The first is the magnificent Kauri forests of Northland at Waipoua, which includes one of the wonders of the natural world – Tane Mahuta. There is no question this forest deserves National Park status and it should be on our agenda.

The second is an initiative of Paula Bennett in West Auckland. Her idea of a National Park in the Waitakeres is a far better proposition than the fuzzy bill being promoted by Bob Harvey.

We also should be bold enough to clean up our car fleet. New Zealand has the slackest emissions and noise control rules of any country in the Western world. It is madness that we allow thousands and thousands of perfectly good mufflers to be ripped of imported cars and replaced by wide-bore exhausts that are designed to be as noisy as possible.

We should also be upping the ante on emissions standards. 10% of the car fleet does more than 50% of the polluting. We also need to further push the oil companies on the sulphur content of diesel.

A big idea we should be thinking about is tradable water rights. We have got to develop a better mechanism for ensuring we efficiently allocate and use water. Australia, which has even greater pressures around water, is well down this road and is showing it provides far better incentives than the first-in first-served sort of system we have.

We also should be thinking about tradable emission permits around the whole challenge of climate change. It is the rational way in which you will start to give the right sort of incentives in a market economy to planting trees and using more renewable energy.

A major flaw in New Zealand’s environmental framework is that it is just too devolved. A country of just 4 million people cannot justify having 86 different sets of rules on protecting the environment.

On issues like solid waste, fresh water quality and contaminated sites we are making no progress and going backwards. This will continue unless there is some stronger direction from central government.

The consistent feedback I get from trans-Tasman businesses is that they would much rather have the EPA approach of each state of Australia than what we have in New Zealand. The devil is in the detail, but I believe we can get better economic and environmental outcomes from an EPA approach.

Last election we had a comprehensive RMA reform package. We must keep stating our commitment to this important work. However, we must also be careful to communicate that these reforms are not about lowering environmental standards but about reducing the cost, delays and uncertainty of the process.

A new area of work we must get our head around is compensation to landowners. Many of the debates around new infrastructure are driven as much by the inadequacy of compensation under the Public Works Act as by real environmental concerns.

We need to be the party of tough biosecurity laws. Every day, on average, 300 people are caught bringing in illegal goods that pose a biosecurity risk, and about 10 of them do so knowingly and deliberately. We are talking about many tonnes of fruit and meat of which just one item could devastate an industry.

We should be thinking about instantly deporting those who deliberately breach our biosecurity laws.

We also need to lift our act in responding quickly to incursions.

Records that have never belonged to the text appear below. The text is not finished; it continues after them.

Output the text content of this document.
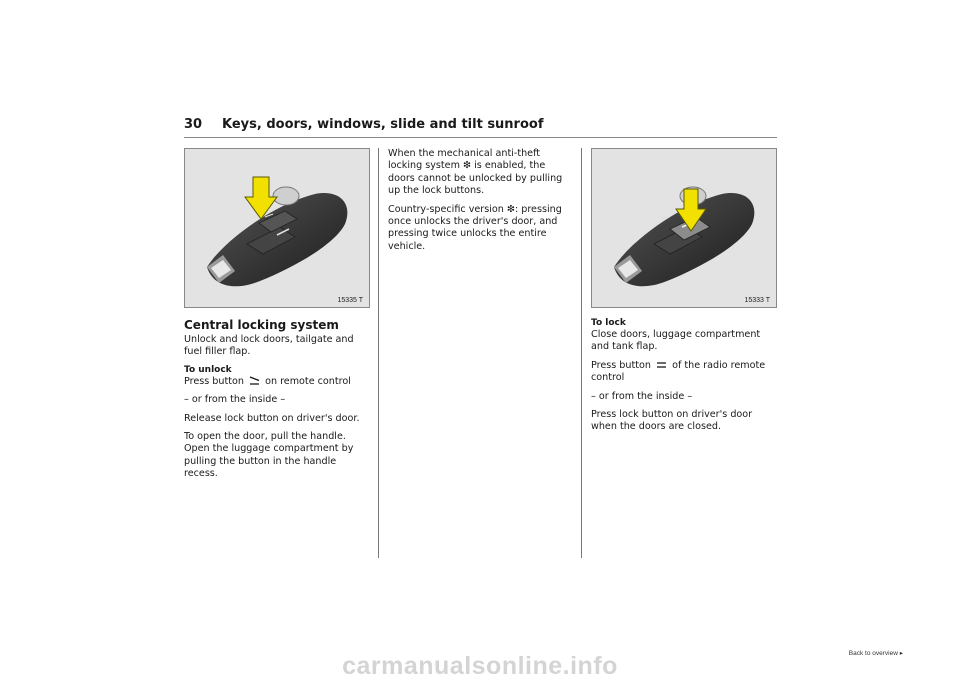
30 Keys, doors, windows, slide and tilt sunroof
15335 T
Central locking system

Unlock and lock doors, tailgate and fuel filler flap.

To unlock

Press button on remote control

– or from the inside –

Release lock button on driver's door.

To open the door, pull the handle. Open the luggage compartment by pulling the button in the handle recess.

When the mechanical anti-theft locking system ❇ is enabled, the doors cannot be unlocked by pulling up the lock buttons.

Country-specific version ❇: pressing once unlocks the driver's door, and pressing twice unlocks the entire vehicle.

15333 T
To lock

Close doors, luggage compartment and tank flap.

Press button of the radio remote control

– or from the inside –

Press lock button on driver's door when the doors are closed.

Back to overview ▸
carmanualsonline.info
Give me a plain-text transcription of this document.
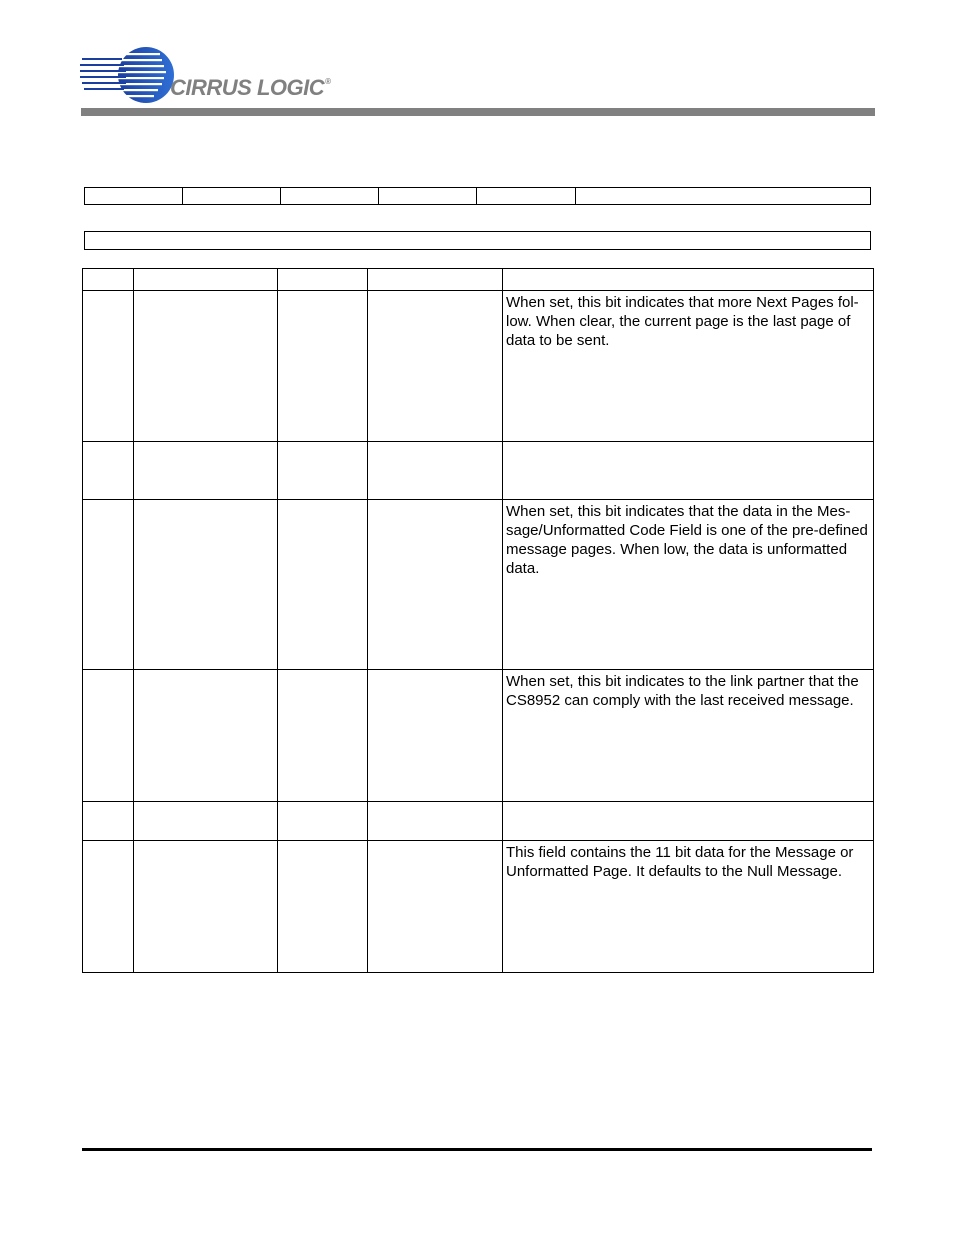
CIRRUS LOGIC®

				When set, this bit indicates that more Next Pages fol-low. When clear, the current page is the last page of data to be sent.

				When set, this bit indicates that the data in the Mes-sage/Unformatted Code Field is one of the pre-defined message pages. When low, the data is unformatted data.
				When set, this bit indicates to the link partner that the CS8952 can comply with the last received message.

				This field contains the 11 bit data for the Message or Unformatted Page. It defaults to the Null Message.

So often, arguments over who should pay results in months of delay by which time it is too late. The idea of a biosecurity response fund similar to the flood relief fund needs to be considered.

A consistent part of National Party philosophy is to trust people to sensibly manage their own resources rather than relying on nanny state. That is why we are keen to give hunters a greater role in management of their game.

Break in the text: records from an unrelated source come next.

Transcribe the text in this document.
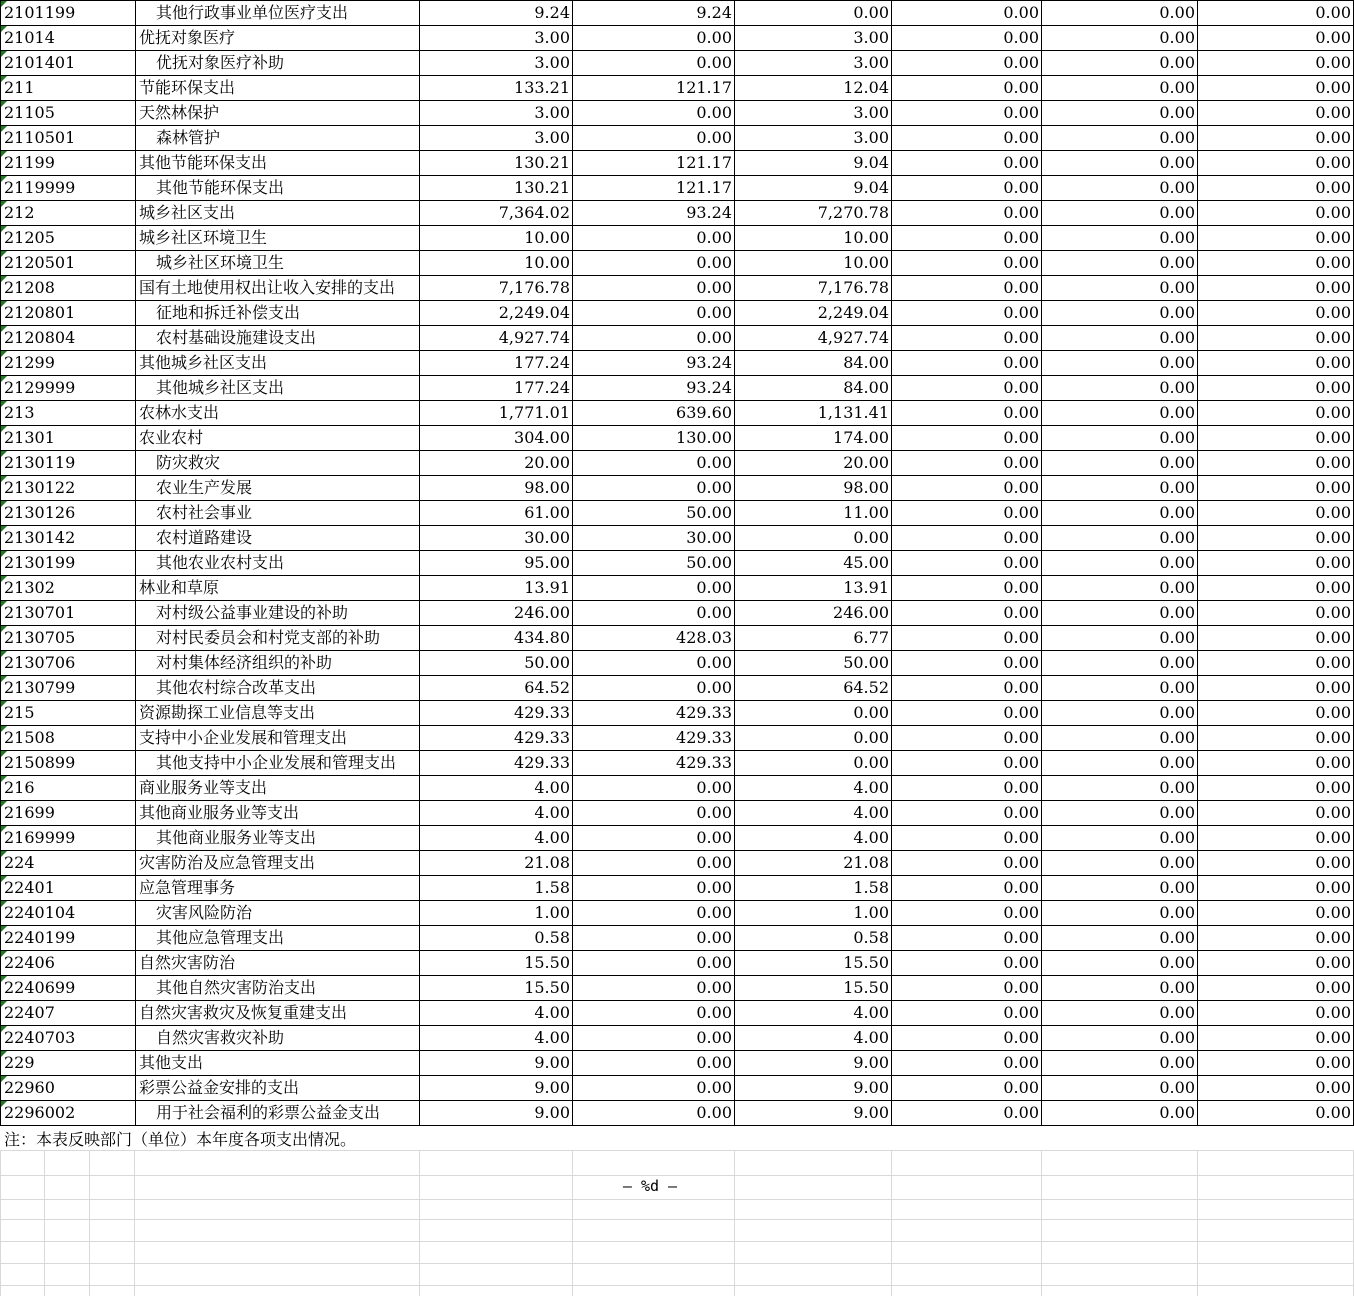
2101199	其他行政事业单位医疗支出	9.24	9.24	0.00	0.00	0.00	0.00
21014	优抚对象医疗	3.00	0.00	3.00	0.00	0.00	0.00
2101401	优抚对象医疗补助	3.00	0.00	3.00	0.00	0.00	0.00
211	节能环保支出	133.21	121.17	12.04	0.00	0.00	0.00
21105	天然林保护	3.00	0.00	3.00	0.00	0.00	0.00
2110501	森林管护	3.00	0.00	3.00	0.00	0.00	0.00
21199	其他节能环保支出	130.21	121.17	9.04	0.00	0.00	0.00
2119999	其他节能环保支出	130.21	121.17	9.04	0.00	0.00	0.00
212	城乡社区支出	7,364.02	93.24	7,270.78	0.00	0.00	0.00
21205	城乡社区环境卫生	10.00	0.00	10.00	0.00	0.00	0.00
2120501	城乡社区环境卫生	10.00	0.00	10.00	0.00	0.00	0.00
21208	国有土地使用权出让收入安排的支出	7,176.78	0.00	7,176.78	0.00	0.00	0.00
2120801	征地和拆迁补偿支出	2,249.04	0.00	2,249.04	0.00	0.00	0.00
2120804	农村基础设施建设支出	4,927.74	0.00	4,927.74	0.00	0.00	0.00
21299	其他城乡社区支出	177.24	93.24	84.00	0.00	0.00	0.00
2129999	其他城乡社区支出	177.24	93.24	84.00	0.00	0.00	0.00
213	农林水支出	1,771.01	639.60	1,131.41	0.00	0.00	0.00
21301	农业农村	304.00	130.00	174.00	0.00	0.00	0.00
2130119	防灾救灾	20.00	0.00	20.00	0.00	0.00	0.00
2130122	农业生产发展	98.00	0.00	98.00	0.00	0.00	0.00
2130126	农村社会事业	61.00	50.00	11.00	0.00	0.00	0.00
2130142	农村道路建设	30.00	30.00	0.00	0.00	0.00	0.00
2130199	其他农业农村支出	95.00	50.00	45.00	0.00	0.00	0.00
21302	林业和草原	13.91	0.00	13.91	0.00	0.00	0.00
2130701	对村级公益事业建设的补助	246.00	0.00	246.00	0.00	0.00	0.00
2130705	对村民委员会和村党支部的补助	434.80	428.03	6.77	0.00	0.00	0.00
2130706	对村集体经济组织的补助	50.00	0.00	50.00	0.00	0.00	0.00
2130799	其他农村综合改革支出	64.52	0.00	64.52	0.00	0.00	0.00
215	资源勘探工业信息等支出	429.33	429.33	0.00	0.00	0.00	0.00
21508	支持中小企业发展和管理支出	429.33	429.33	0.00	0.00	0.00	0.00
2150899	其他支持中小企业发展和管理支出	429.33	429.33	0.00	0.00	0.00	0.00
216	商业服务业等支出	4.00	0.00	4.00	0.00	0.00	0.00
21699	其他商业服务业等支出	4.00	0.00	4.00	0.00	0.00	0.00
2169999	其他商业服务业等支出	4.00	0.00	4.00	0.00	0.00	0.00
224	灾害防治及应急管理支出	21.08	0.00	21.08	0.00	0.00	0.00
22401	应急管理事务	1.58	0.00	1.58	0.00	0.00	0.00
2240104	灾害风险防治	1.00	0.00	1.00	0.00	0.00	0.00
2240199	其他应急管理支出	0.58	0.00	0.58	0.00	0.00	0.00
22406	自然灾害防治	15.50	0.00	15.50	0.00	0.00	0.00
2240699	其他自然灾害防治支出	15.50	0.00	15.50	0.00	0.00	0.00
22407	自然灾害救灾及恢复重建支出	4.00	0.00	4.00	0.00	0.00	0.00
2240703	自然灾害救灾补助	4.00	0.00	4.00	0.00	0.00	0.00
229	其他支出	9.00	0.00	9.00	0.00	0.00	0.00
22960	彩票公益金安排的支出	9.00	0.00	9.00	0.00	0.00	0.00
2296002	用于社会福利的彩票公益金支出	9.00	0.00	9.00	0.00	0.00	0.00
注：本表反映部门（单位）本年度各项支出情况。
— %d —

We also believe it is time recreational fishers had a far greater say in managing their resource. They should be part of the decision-making process of where marine reserves are created, how catches are allocated, and the fishing regulations.

There is lots of work to do to develop these ideas. We want your input. We want a Bluegreen agenda that will fit with National Party values, deliver for the environment, and help energise the public into trusting us with the stewardship of this precious country in 2008.

I am in no doubt that this great party of ours is up to this important challenge.